Mitochonic acid 5

Clinical data
- Other names: MA-5

Legal status
- Legal status: Investigational;

Identifiers
- IUPAC name 4-(2,4-Difluorophenyl)-2-(1H-indol-3-yl)-4-oxobutanoic acid;
- CAS Number: 1354707-41-7;
- PubChem CID: 76070959;
- ChemSpider: 67896567;
- ChEBI: CHEBI:234581;

Chemical and physical data
- Formula: C_{18}H_{13}F_{2}NO_{3}
- Molar mass: 329.303 g·mol^{−1}
- 3D model (JSmol): Interactive image;
- SMILES C1=CC=C2C(=C1)C(=CN2)C(CC(=O)C3=C(C=C(C=C3)F)F)C(=O)O;
- InChI InChI=InChI=1S/C18H13F2NO3/c19-10-5-6-12(15(20)7-10)17(22)8-13(18(23)24)14-9-21-16-4-2-1-3-11(14)16/h1-7,9,13,21H,8H2,(H,23,24); Key:BOKQALWNGNLTOC-UHFFFAOYSA-N;

= Mitochonic acid 5 =

Mitochonic acid 5 (also known as MA-5) is a chemical compound derived from the plant hormone indole-3-acetic acid (IAA). It is under investigation for its ability to enhance mitochondrial function and ATP production, with potential therapeutic applications in mitochondrial diseases and related conditions.

MA-5 was identified by researchers at Tohoku University through screening of a chemical library of indole-3-acetic acid analogs. The compound was selected for its ability to increase cellular ATP levels in Hep3B human hepatocellular carcinoma cells. MA-5 is a mitochondria-homing compound that binds to the mitochondrial protein mitofilin (also known as Mic60), a component of the mitochondrial inner membrane organizing system (MINOS). This interaction facilitates ATP synthase oligomerization and supercomplex formation, leading to enhanced local ATP production, even under conditions where the electron transport chain is impaired. It also reduces mitochondrial reactive oxygen species production, maintains mitochondrial membrane potential, and promotes protective mitophagy in various stress conditions, independent of direct antioxidant effects.

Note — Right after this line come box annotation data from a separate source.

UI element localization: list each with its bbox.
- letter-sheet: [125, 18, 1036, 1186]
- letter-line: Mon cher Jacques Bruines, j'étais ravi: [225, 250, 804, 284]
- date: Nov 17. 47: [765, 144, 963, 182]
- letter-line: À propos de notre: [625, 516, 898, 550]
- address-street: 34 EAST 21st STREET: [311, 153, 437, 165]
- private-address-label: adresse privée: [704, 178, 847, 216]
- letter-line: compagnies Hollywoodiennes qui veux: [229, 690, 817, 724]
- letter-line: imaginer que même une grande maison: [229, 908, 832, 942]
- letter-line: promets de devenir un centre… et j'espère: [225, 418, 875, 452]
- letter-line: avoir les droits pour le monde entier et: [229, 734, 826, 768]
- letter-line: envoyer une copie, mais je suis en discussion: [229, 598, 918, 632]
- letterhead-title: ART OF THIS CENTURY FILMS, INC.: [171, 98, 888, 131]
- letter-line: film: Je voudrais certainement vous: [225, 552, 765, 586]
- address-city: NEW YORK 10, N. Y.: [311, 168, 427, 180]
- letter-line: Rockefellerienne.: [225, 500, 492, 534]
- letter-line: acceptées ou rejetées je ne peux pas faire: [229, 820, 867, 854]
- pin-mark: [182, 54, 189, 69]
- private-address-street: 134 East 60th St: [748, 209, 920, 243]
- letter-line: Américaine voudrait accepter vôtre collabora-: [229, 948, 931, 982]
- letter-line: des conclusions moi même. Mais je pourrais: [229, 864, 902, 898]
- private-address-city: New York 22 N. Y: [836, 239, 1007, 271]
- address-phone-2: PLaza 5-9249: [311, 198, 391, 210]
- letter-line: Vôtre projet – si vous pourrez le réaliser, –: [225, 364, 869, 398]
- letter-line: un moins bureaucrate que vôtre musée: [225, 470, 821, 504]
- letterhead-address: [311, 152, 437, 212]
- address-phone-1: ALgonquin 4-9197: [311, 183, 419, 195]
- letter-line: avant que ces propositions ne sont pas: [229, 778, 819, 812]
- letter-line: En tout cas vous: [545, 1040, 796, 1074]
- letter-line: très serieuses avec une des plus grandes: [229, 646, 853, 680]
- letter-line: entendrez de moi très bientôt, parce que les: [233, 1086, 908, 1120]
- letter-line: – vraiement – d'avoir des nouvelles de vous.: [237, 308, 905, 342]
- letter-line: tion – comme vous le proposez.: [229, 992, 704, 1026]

MA-5 was first shown to improve the survival of fibroblasts from patients with various mitochondrial diseases (including Leigh syndrome, MELAS syndrome, Leber's hereditary optic neuropathy, and Kearns–Sayre syndrome) under oxidative stress conditions. Subsequent studies demonstrated that MA-5 binds mitochondria, ameliorates damage in renal tubular cells and cardiac myocytes, protects against ischemia-reperfusion injury in kidney models, and extends lifespan in a mitochondrial disease mouse model. Further preclinical research has explored its effects in models of age-related neuromuscular dysfunction, Duchenne muscular dystrophy, Parkinson's disease, age-related hearing loss, alcohol-induced cardiomyopathy, peritoneal fibrosis, and neuroinflammation, where it attenuates mitochondrial Ca^{2+} overload, improves motor performance, reduces neuronal degeneration, and supports mitochondrial respiration.